You're probably thinking, how does someone who is skinny have issues with their body image? Especially since the overall media portrayal of the perfect body size is someone who is skinny? However, what most people don't realize is that people who are skinny are constantly worrying about gaining weight or not being fit. Being skinny is often associated with someone who is fit and healthy. Therefore, you constantly have to worry about maintaining these traits.

In addition, just because you may be skinny does not mean that you are fit or healthy. People who have a fast metabolism, like me, for example, are not always fit. With my fast metabolism, I'm always around the same size no matter what I eat. However, when you have a fast metabolism, it doesn't mean you'll have abs or have toned muscles. And when you have a fast metabolism, it's harder to build up muscle since your body metabolizes quickly.
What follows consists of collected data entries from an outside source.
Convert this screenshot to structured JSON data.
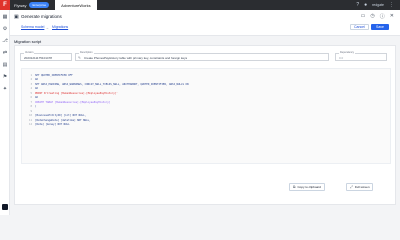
{
  "topbar": {
    "brand": "Flyway",
    "chip": "Enterprise",
    "tab": "AdventureWorks",
    "user_label": "redgate",
    "icons": [
      "help-icon",
      "user-icon",
      "grid-icon"
    ]
  },
  "sidebar": {
    "items": [
      {
        "icon": "▦",
        "name": "dashboard-icon"
      },
      {
        "icon": "⚙",
        "name": "settings-icon"
      },
      {
        "icon": "⎇",
        "name": "branch-icon"
      },
      {
        "icon": "⇄",
        "name": "compare-icon"
      },
      {
        "icon": "▤",
        "name": "list-icon"
      },
      {
        "icon": "⚑",
        "name": "flag-icon"
      },
      {
        "icon": "✦",
        "name": "tools-icon"
      }
    ]
  },
  "header": {
    "title": "Generate migrations",
    "breadcrumb": {
      "from": "Schema model",
      "to": "Migrations"
    },
    "cancel_label": "Cancel",
    "save_label": "Save"
  },
  "section": {
    "title": "Migration script"
  },
  "fields": {
    "version": {
      "label": "Version",
      "value": "20231211175101478"
    },
    "description": {
      "label": "Description",
      "value": "Create PhonesPayHistory table with primary key, constraints and foreign keys"
    },
    "dependency": {
      "label": "Dependency",
      "placeholder": "0.0"
    }
  },
  "code_lines": [
    {
      "n": "1",
      "text": "SET QUOTED_IDENTIFIER OFF",
      "style": ""
    },
    {
      "n": "2",
      "text": "GO",
      "style": ""
    },
    {
      "n": "3",
      "text": "SET ANSI_PADDING, ANSI_WARNINGS, CONCAT_NULL_YIELDS_NULL, ARITHABORT, QUOTED_IDENTIFIER, ANSI_NULLS ON",
      "style": ""
    },
    {
      "n": "4",
      "text": "GO",
      "style": ""
    },
    {
      "n": "5",
      "text": "PRINT N'Creating [HumanResources].[EmployeePayHistory]'",
      "style": "red"
    },
    {
      "n": "6",
      "text": "GO",
      "style": ""
    },
    {
      "n": "7",
      "text": "CREATE TABLE [HumanResources].[EmployeePayHistory]",
      "style": "cmt"
    },
    {
      "n": "8",
      "text": "(",
      "style": ""
    },
    {
      "n": "9",
      "text": "",
      "style": ""
    },
    {
      "n": "10",
      "text": "[BusinessEntityID] [int] NOT NULL,",
      "style": ""
    },
    {
      "n": "11",
      "text": "[RateChangeDate] [datetime] NOT NULL,",
      "style": ""
    },
    {
      "n": "12",
      "text": "[Rate] [money] NOT NULL",
      "style": ""
    }
  ],
  "actions": {
    "copy_label": "Copy to clipboard",
    "fullscreen_label": "Full screen"
  }
}
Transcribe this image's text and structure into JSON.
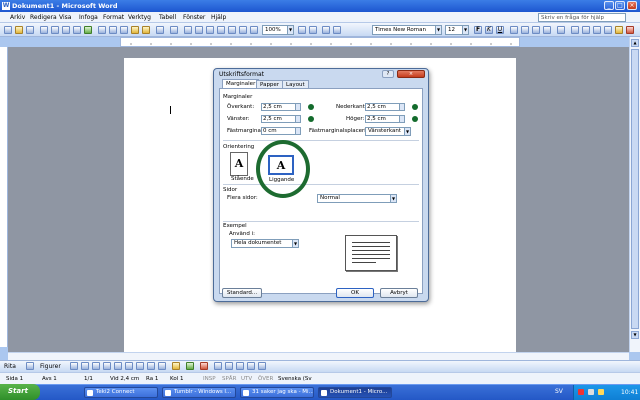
{
  "window": {
    "title": "Dokument1 - Microsoft Word"
  },
  "menu": [
    "Arkiv",
    "Redigera",
    "Visa",
    "Infoga",
    "Format",
    "Verktyg",
    "Tabell",
    "Fönster",
    "Hjälp"
  ],
  "help_placeholder": "Skriv en fråga för hjälp",
  "toolbar": {
    "zoom": "100%",
    "font": "Times New Roman",
    "size": "12"
  },
  "dialog": {
    "title": "Utskriftsformat",
    "tabs": [
      "Marginaler",
      "Papper",
      "Layout"
    ],
    "margins": {
      "group": "Marginaler",
      "top_label": "Överkant:",
      "top_value": "2,5 cm",
      "bottom_label": "Nederkant:",
      "bottom_value": "2,5 cm",
      "left_label": "Vänster:",
      "left_value": "2,5 cm",
      "right_label": "Höger:",
      "right_value": "2,5 cm",
      "gutter_label": "Fästmarginal:",
      "gutter_value": "0 cm",
      "gutterpos_label": "Fästmarginalsplacering:",
      "gutterpos_value": "Vänsterkant"
    },
    "orientation": {
      "group": "Orientering",
      "portrait": "Stående",
      "landscape": "Liggande"
    },
    "pages": {
      "group": "Sidor",
      "multiple_label": "Flera sidor:",
      "multiple_value": "Normal"
    },
    "example": {
      "group": "Exempel",
      "apply_label": "Använd i:",
      "apply_value": "Hela dokumentet"
    },
    "buttons": {
      "default": "Standard...",
      "ok": "OK",
      "cancel": "Avbryt"
    }
  },
  "draw": {
    "label": "Rita",
    "figures": "Figurer"
  },
  "status": {
    "page": "Sida 1",
    "section": "Avs 1",
    "pages": "1/1",
    "at": "Vid 2,4 cm",
    "line": "Ra 1",
    "col": "Kol 1",
    "rec": "INSP",
    "trk": "SPÅR",
    "ext": "UTV",
    "ovr": "ÖVER",
    "lang": "Svenska (Sv"
  },
  "taskbar": {
    "start": "Start",
    "tasks": [
      "Teki2 Connect",
      "Tumblr - Windows I...",
      "31 saker jag ska - Mi...",
      "Dokument1 - Micro..."
    ],
    "tray_lang": "SV",
    "clock": "10:41"
  },
  "icons": [
    "new-icon",
    "open-icon",
    "save-icon",
    "print-icon",
    "undo-icon",
    "redo-icon",
    "table-icon",
    "help-icon",
    "bold-icon",
    "italic-icon",
    "underline-icon",
    "align-icon",
    "bullets-icon",
    "indent-icon",
    "font-color-icon"
  ]
}
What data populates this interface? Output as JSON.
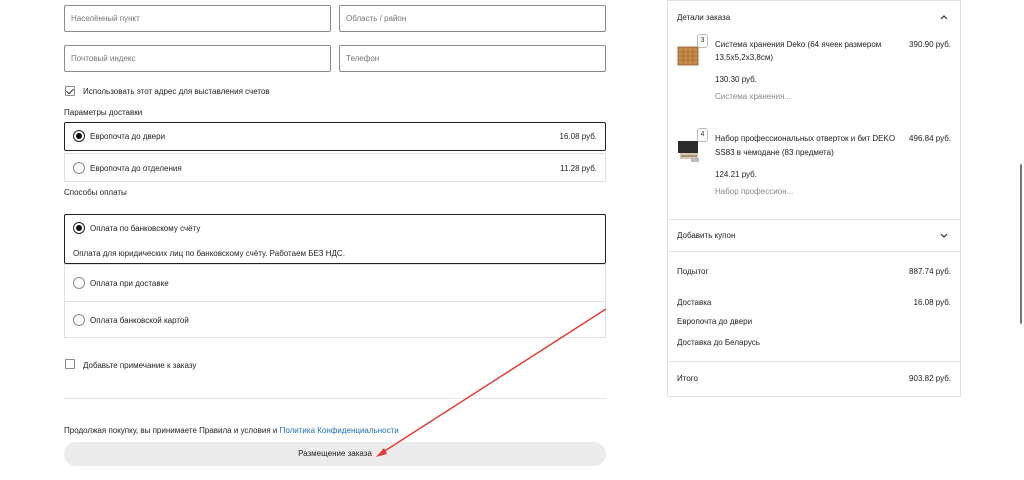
{
  "address": {
    "locality_placeholder": "Населённый пункт",
    "region_placeholder": "Область / район",
    "postcode_placeholder": "Почтовый индекс",
    "phone_placeholder": "Телефон",
    "billing_same_label": "Использовать этот адрес для выставления счетов"
  },
  "delivery": {
    "heading": "Параметры доставки",
    "options": [
      {
        "label": "Европочта до двери",
        "price": "16.08 руб.",
        "selected": true
      },
      {
        "label": "Европочта до отделения",
        "price": "11.28 руб.",
        "selected": false
      }
    ]
  },
  "payment": {
    "heading": "Способы оплаты",
    "options": [
      {
        "label": "Оплата по банковскому счёту",
        "selected": true,
        "note": "Оплата для юридических лиц по банковскому счёту. Работаем БЕЗ НДС."
      },
      {
        "label": "Оплата при доставке",
        "selected": false
      },
      {
        "label": "Оплата банковской картой",
        "selected": false
      }
    ]
  },
  "note_checkbox_label": "Добавьте примечание к заказу",
  "terms": {
    "text": "Продолжая покупку, вы принимаете Правила и условия и",
    "link": "Политика Конфиденциальности"
  },
  "place_order_label": "Размещение заказа",
  "summary": {
    "header": "Детали заказа",
    "items": [
      {
        "qty": "3",
        "name_line1": "Система хранения Deko (64 ячеек размером",
        "name_line2": "13,5x5,2x3,8см)",
        "total": "390.90 руб.",
        "unit_price": "130.30 руб.",
        "short": "Система хранения..."
      },
      {
        "qty": "4",
        "name_line1": "Набор профессиональных отверток и бит DEKO",
        "name_line2": "SS83 в чемодане (83 предмета)",
        "total": "496.84 руб.",
        "unit_price": "124.21 руб.",
        "short": "Набор профессион..."
      }
    ],
    "coupon_label": "Добавить купон",
    "subtotal_label": "Подытог",
    "subtotal_value": "887.74 руб.",
    "shipping_label": "Доставка",
    "shipping_value": "16.08 руб.",
    "shipping_method": "Европочта до двери",
    "shipping_destination": "Доставка до Беларусь",
    "total_label": "Итого",
    "total_value": "903.82 руб."
  },
  "colors": {
    "annotation_arrow": "#e53935",
    "link": "#1f6fb5",
    "button_bg": "#ececec"
  }
}
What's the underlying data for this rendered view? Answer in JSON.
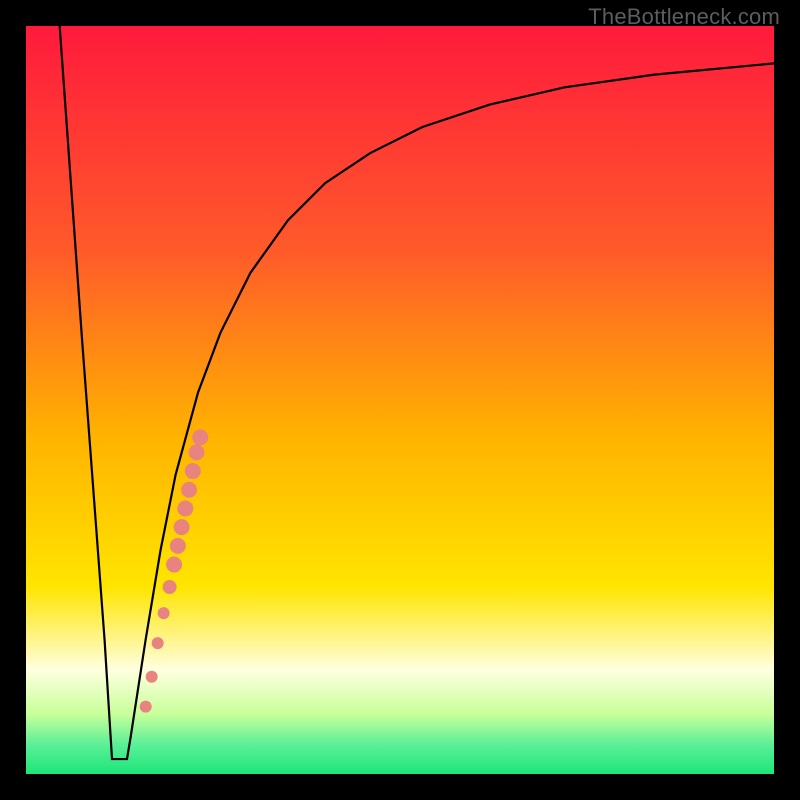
{
  "watermark": "TheBottleneck.com",
  "chart_data": {
    "type": "line",
    "title": "",
    "xlabel": "",
    "ylabel": "",
    "xlim": [
      0,
      100
    ],
    "ylim": [
      0,
      100
    ],
    "gradient_stops": [
      {
        "offset": 0,
        "color": "#ff1a3c"
      },
      {
        "offset": 30,
        "color": "#ff5a2a"
      },
      {
        "offset": 55,
        "color": "#ffb300"
      },
      {
        "offset": 75,
        "color": "#ffe500"
      },
      {
        "offset": 83,
        "color": "#fff7a0"
      },
      {
        "offset": 86,
        "color": "#ffffe0"
      },
      {
        "offset": 92,
        "color": "#c8ff9a"
      },
      {
        "offset": 96,
        "color": "#5cf098"
      },
      {
        "offset": 100,
        "color": "#1de57a"
      }
    ],
    "series": [
      {
        "name": "bottleneck-curve",
        "x": [
          4.5,
          6,
          7.5,
          9,
          10.5,
          11.5,
          12.25,
          13,
          14,
          16,
          18,
          20,
          23,
          26,
          30,
          35,
          40,
          46,
          53,
          62,
          72,
          84,
          100
        ],
        "y": [
          100,
          79,
          58,
          38,
          18,
          5,
          2,
          2,
          5,
          18,
          30,
          40,
          51,
          59,
          67,
          74,
          79,
          83,
          86.5,
          89.5,
          91.8,
          93.5,
          95
        ]
      }
    ],
    "flat_min": {
      "x_start": 11.5,
      "x_end": 13.5,
      "y": 2
    },
    "scatter": {
      "name": "highlight-points",
      "color": "#e98380",
      "points": [
        {
          "x": 16.0,
          "y": 9.0,
          "r": 6
        },
        {
          "x": 16.8,
          "y": 13.0,
          "r": 6
        },
        {
          "x": 17.6,
          "y": 17.5,
          "r": 6
        },
        {
          "x": 18.4,
          "y": 21.5,
          "r": 6
        },
        {
          "x": 19.2,
          "y": 25.0,
          "r": 7
        },
        {
          "x": 19.8,
          "y": 28.0,
          "r": 8
        },
        {
          "x": 20.3,
          "y": 30.5,
          "r": 8
        },
        {
          "x": 20.8,
          "y": 33.0,
          "r": 8
        },
        {
          "x": 21.3,
          "y": 35.5,
          "r": 8
        },
        {
          "x": 21.8,
          "y": 38.0,
          "r": 8
        },
        {
          "x": 22.3,
          "y": 40.5,
          "r": 8
        },
        {
          "x": 22.8,
          "y": 43.0,
          "r": 8
        },
        {
          "x": 23.3,
          "y": 45.0,
          "r": 8
        }
      ]
    }
  }
}
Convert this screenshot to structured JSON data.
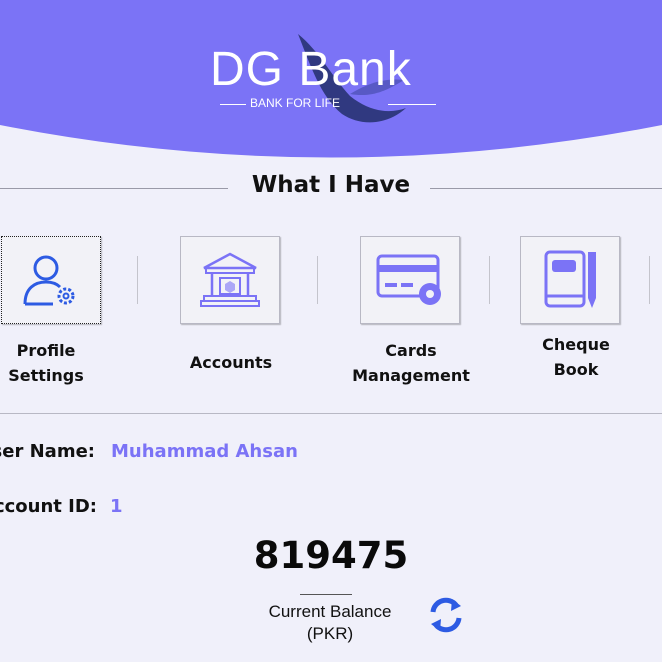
{
  "colors": {
    "accent": "#7b73f6",
    "header": "#7b73f6",
    "background": "#f0f0fa",
    "icon_blue": "#2d5be3"
  },
  "brand": {
    "name": "DG Bank",
    "tagline": "BANK FOR LIFE"
  },
  "section": {
    "title": "What I Have"
  },
  "tiles": [
    {
      "label_line1": "Profile",
      "label_line2": "Settings",
      "icon": "user-gear-icon"
    },
    {
      "label_line1": "Accounts",
      "label_line2": "",
      "icon": "bank-building-icon"
    },
    {
      "label_line1": "Cards",
      "label_line2": "Management",
      "icon": "card-gear-icon"
    },
    {
      "label_line1": "Cheque",
      "label_line2": "Book",
      "icon": "book-pen-icon"
    }
  ],
  "info": {
    "user_name_label": "User Name:",
    "user_name_value": "Muhammad Ahsan",
    "account_id_label": "Account ID:",
    "account_id_value": "1"
  },
  "balance": {
    "amount": "819475",
    "caption_line1": "Current Balance",
    "caption_line2": "(PKR)"
  },
  "refresh_icon": "refresh-icon"
}
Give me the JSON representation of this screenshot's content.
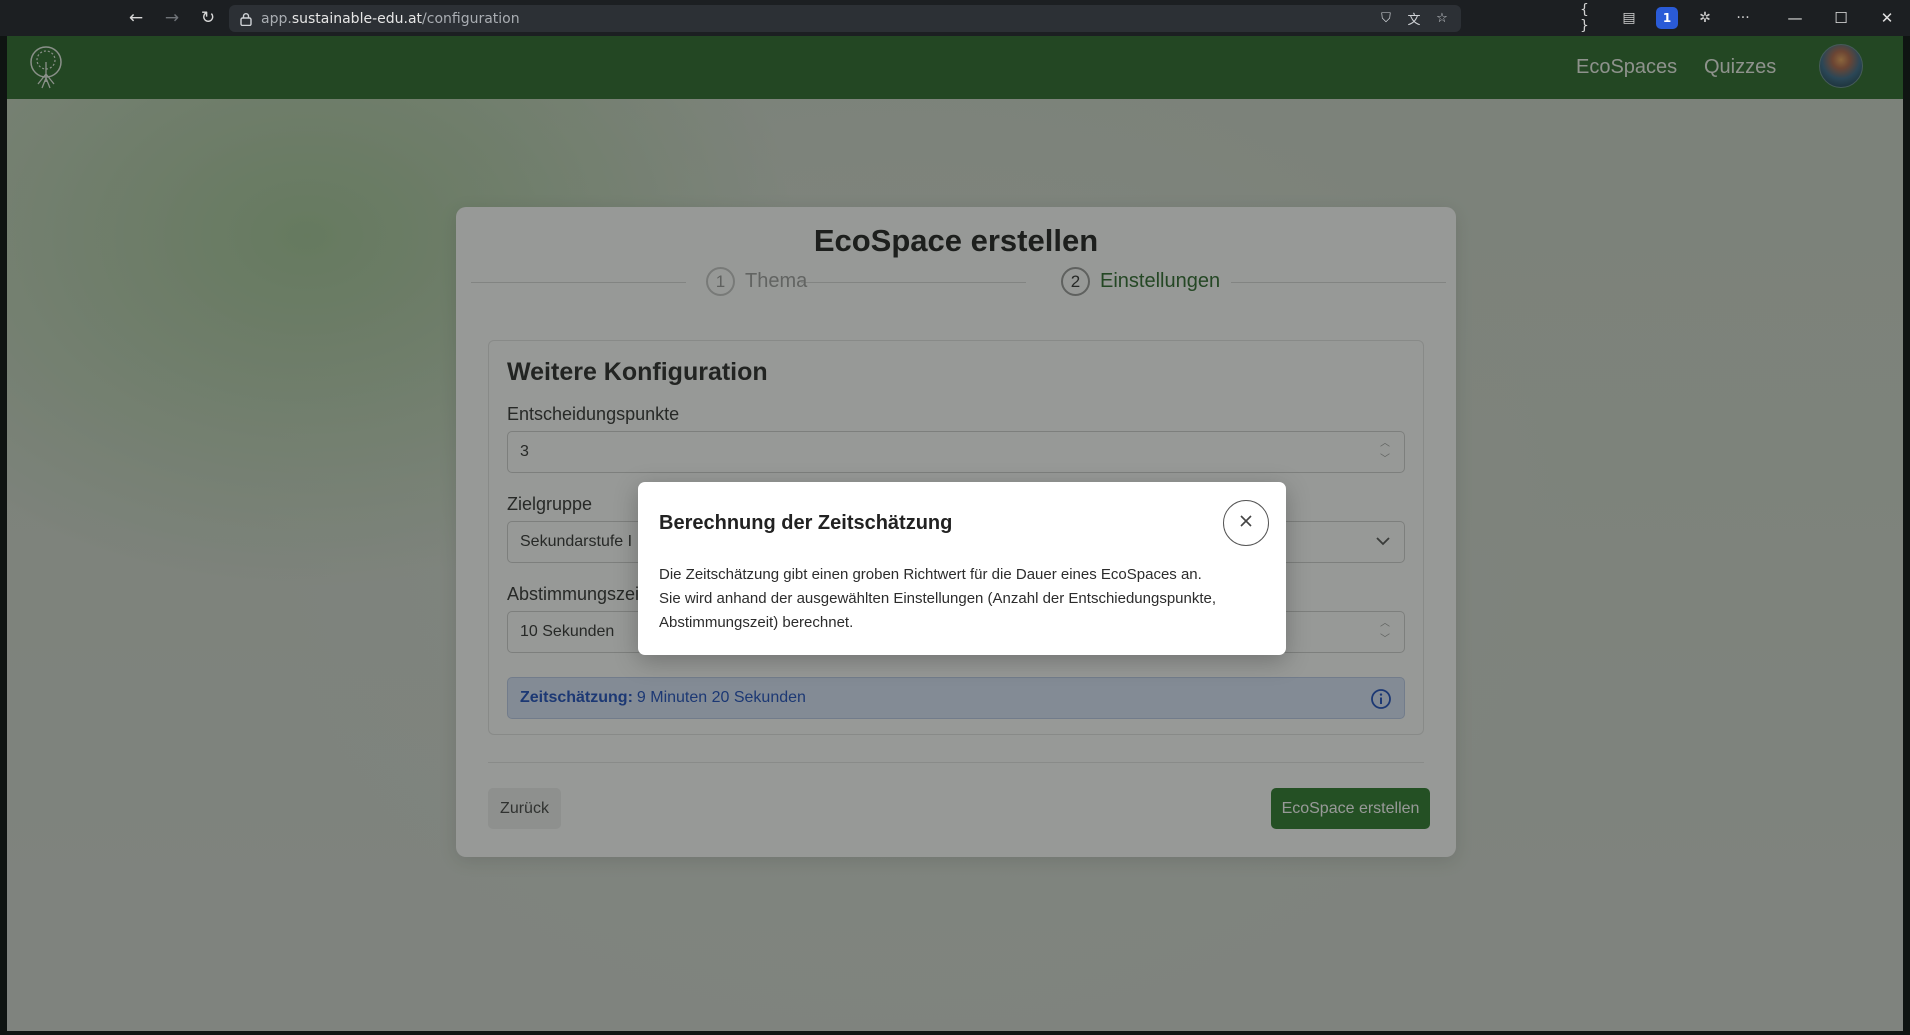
{
  "browser": {
    "url_prefix": "app.",
    "url_host": "sustainable-edu.at",
    "url_path": "/configuration",
    "extension_badge": "1"
  },
  "header": {
    "nav_ecospaces": "EcoSpaces",
    "nav_quizzes": "Quizzes"
  },
  "card": {
    "title": "EcoSpace erstellen",
    "steps": [
      {
        "number": "1",
        "label": "Thema"
      },
      {
        "number": "2",
        "label": "Einstellungen"
      }
    ],
    "panel_title": "Weitere Konfiguration",
    "fields": {
      "decision_points_label": "Entscheidungspunkte",
      "decision_points_value": "3",
      "target_group_label": "Zielgruppe",
      "target_group_value": "Sekundarstufe I",
      "voting_time_label": "Abstimmungszeit",
      "voting_time_value": "10 Sekunden"
    },
    "estimate_label": "Zeitschätzung:",
    "estimate_value": "9 Minuten 20 Sekunden",
    "back_label": "Zurück",
    "create_label": "EcoSpace erstellen"
  },
  "modal": {
    "title": "Berechnung der Zeitschätzung",
    "line1": "Die Zeitschätzung gibt einen groben Richtwert für die Dauer eines EcoSpaces an.",
    "line2": "Sie wird anhand der ausgewählten Einstellungen (Anzahl der Entschiedungspunkte, Abstimmungszeit) berechnet."
  },
  "colors": {
    "header_green": "#2c6a2c",
    "primary_button": "#2f7a2f",
    "info_blue": "#1f4fbf",
    "info_bg": "#dbe6fb"
  }
}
You also find yourself comparing how fit you are with other women who are skinny, such as models and judging how you look based on others. For example, if you go to the beach wearing a bikini that you felt confident about and then you see someone else who is wearing the same one but appears to have a flatter stomach or more toned muscles then you, you suddenly lose whatever confidence you had built about your body image. Because of this, there are many women who are skinny and can develop eating disorders such as anorexia or bulimia.

On top of that, in society, there's an overall fear of being overweight. Even when you're already skinny, this fear can still affect you by making you worry about one day losing the status of being skinny. And if you are thin because you lost weight, the fear of gaining the weight back isn't simply going to go away.

And believe it or not, society's perception of the perfect body image is changing. According to The Self Improvement Blog, in recent years curvy hourglass figures are becoming a more popular body image to have rather than being slender. So instead women who are slender will likely encounter issues with their body image due to trying to match the body image that the media portrays as perfect.

The worst part is that there are a lot of people who believe that problems with body image only center around people who are overweight. Some people tell skinny women to "get over it." This, in turn, causes women to feel that they have no one to confide to about their problems with their body image because the media tells them that they don't have a problem. The women may decide to ignore their problem instead of seeking help, which then causes it to worsen and may go from a lack of confidence in their self-image to an eating disorder.

Most people who are dieting to become skinny think that once they reach a certain size, they no longer will worry about their body image. But as discussed earlier, every woman, regardless of what size they are, faces issues with feeling confident about their body image. And the sooner we come to terms with this as a society, the better we will be able to understand the issues with body image and eating disorders.

Editor's note: The views expressed in this article are not intended to replace professional medical advice, diagnosis, or treatment.